Over the past eight years in Colorado, she has found creative opportunities that include representation by Denver’s Leon Gallery, which is producing the Ashcroft show. Tucek and gallery owner Eric Nord saw the ghost town exhibition as a way of breaking out of the gallery walls and making an experience true to the Colorado spirit in the open air amid the changing fall leaves and surrounded by mountains.

“It’s been a wonderful experience exploring this idea,” Nord said Friday as he assisted with the install. “People might have a real, immediate, visceral reaction.”

The space and spirit of the mountain west have served Tucek well, raising two young children here and simultaneously breaking through creatively.

“It calms you,” she said, looking up at a grove of quaking aspens. “I think it seeps into your mind and your soul, your body — you gain a sense of peace from it and I think it helps you move through life a little better.”

Showing in Ashcroft this weekend, Tucek hopes the work will surprise and delight and maybe challenge visitors, most of whom, she recognized, will be there for sightseeing or leaf-peeping and won’t be expecting an art show (certainly the case for a rambunctious wedding party crowd of dozens that unloaded off of three mini buses to tour the site Friday morning).

“To me, the ultimate audience is those people who do not expect it,” Tucek said.

Due to the historic nature of the structures, Tucek couldn’t hang art with nails or permanently alter the landscape, so she has casually leaned paintings against walls and trees and hung others with fishing wire.

A field mouse ran by as she discussed the installation with a reporter, highlighting the risk of leaving these pieces at the historic site for the weekend. Tucek is embracing the elements and their risks, she said. If morning dew, mouse, fox or bear damage a painting, she said, so be it.

The outdoor pieces include a portrait of a couple that’s positioned in a thick aspen grove — viewable from Ashcroft’s main pathway — and a stunning painting of a night sky that is dramatically positioned in an open field, setting its intense blue against the changing yellows and oranges of leaves here.

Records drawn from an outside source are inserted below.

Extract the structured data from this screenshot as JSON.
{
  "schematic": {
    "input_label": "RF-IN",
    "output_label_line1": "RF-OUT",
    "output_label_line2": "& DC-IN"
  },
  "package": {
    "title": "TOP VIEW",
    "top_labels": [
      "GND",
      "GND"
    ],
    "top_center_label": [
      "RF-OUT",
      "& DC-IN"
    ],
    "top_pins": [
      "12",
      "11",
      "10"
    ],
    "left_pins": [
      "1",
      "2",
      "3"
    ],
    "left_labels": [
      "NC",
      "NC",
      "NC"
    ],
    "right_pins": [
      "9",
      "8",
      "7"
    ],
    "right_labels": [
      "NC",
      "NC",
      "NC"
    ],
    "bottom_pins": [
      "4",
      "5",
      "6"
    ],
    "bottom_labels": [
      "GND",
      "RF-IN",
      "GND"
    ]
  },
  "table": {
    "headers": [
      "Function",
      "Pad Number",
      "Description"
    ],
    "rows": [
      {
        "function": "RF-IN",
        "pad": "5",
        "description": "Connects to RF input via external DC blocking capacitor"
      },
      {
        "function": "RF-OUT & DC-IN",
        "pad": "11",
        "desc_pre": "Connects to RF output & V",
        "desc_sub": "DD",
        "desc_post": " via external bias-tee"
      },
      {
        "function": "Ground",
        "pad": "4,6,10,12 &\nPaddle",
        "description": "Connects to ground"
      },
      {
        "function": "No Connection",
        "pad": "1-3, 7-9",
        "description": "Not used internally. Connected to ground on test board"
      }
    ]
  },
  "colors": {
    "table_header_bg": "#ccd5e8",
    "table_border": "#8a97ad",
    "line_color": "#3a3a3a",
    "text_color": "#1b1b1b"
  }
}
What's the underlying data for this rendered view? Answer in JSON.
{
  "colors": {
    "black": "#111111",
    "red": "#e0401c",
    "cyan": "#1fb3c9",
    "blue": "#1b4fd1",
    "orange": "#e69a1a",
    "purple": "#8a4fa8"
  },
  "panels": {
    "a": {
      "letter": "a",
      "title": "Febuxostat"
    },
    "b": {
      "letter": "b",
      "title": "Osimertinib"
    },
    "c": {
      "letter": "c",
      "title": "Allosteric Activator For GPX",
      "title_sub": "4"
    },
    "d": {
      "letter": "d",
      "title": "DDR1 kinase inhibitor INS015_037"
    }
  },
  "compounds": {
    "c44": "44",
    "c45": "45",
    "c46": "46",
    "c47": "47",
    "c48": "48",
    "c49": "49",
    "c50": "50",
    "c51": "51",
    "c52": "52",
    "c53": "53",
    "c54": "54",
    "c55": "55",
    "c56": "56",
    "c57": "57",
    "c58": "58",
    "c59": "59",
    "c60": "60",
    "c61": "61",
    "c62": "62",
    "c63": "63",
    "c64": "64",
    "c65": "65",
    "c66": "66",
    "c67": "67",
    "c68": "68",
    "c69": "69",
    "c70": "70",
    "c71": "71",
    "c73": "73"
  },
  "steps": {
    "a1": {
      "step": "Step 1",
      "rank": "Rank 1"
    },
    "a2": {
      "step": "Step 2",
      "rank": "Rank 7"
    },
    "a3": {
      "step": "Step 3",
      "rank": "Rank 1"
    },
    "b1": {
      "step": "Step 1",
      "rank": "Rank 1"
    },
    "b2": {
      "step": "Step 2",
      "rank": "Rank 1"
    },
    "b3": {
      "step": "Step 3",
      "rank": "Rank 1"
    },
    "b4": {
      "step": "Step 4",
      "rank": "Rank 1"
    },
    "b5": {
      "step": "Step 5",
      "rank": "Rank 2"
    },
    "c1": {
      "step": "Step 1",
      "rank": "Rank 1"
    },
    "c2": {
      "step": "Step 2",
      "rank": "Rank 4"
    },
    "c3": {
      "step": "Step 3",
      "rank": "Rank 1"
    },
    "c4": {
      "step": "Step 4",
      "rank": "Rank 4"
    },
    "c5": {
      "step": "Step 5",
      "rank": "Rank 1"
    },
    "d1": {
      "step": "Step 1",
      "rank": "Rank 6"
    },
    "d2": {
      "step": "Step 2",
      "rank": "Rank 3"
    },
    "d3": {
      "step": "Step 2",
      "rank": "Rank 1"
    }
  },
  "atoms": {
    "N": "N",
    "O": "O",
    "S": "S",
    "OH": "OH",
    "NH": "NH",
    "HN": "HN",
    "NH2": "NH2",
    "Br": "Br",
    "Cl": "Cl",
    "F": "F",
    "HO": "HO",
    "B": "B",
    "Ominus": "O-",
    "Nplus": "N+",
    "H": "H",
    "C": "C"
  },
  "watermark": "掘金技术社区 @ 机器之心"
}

Tucek’s show follows a string of ambitious outdoor pandemic art projects here, including Anderson Ranch Arts Center’s ongoing “Sculpturally Distanced” open-air show and artist Ajax Axe’s “Aspen Space Station” on the backside of Aspen Mountain, which is staging its final public events this weekend through Wednesday (and for art-inclined visitors, makes an ideal double feature with “Lilac Hour,” as it is accessed via Midnight Mine Road down the Castle Creek valley from Tucek’s Ashcroft exhibition).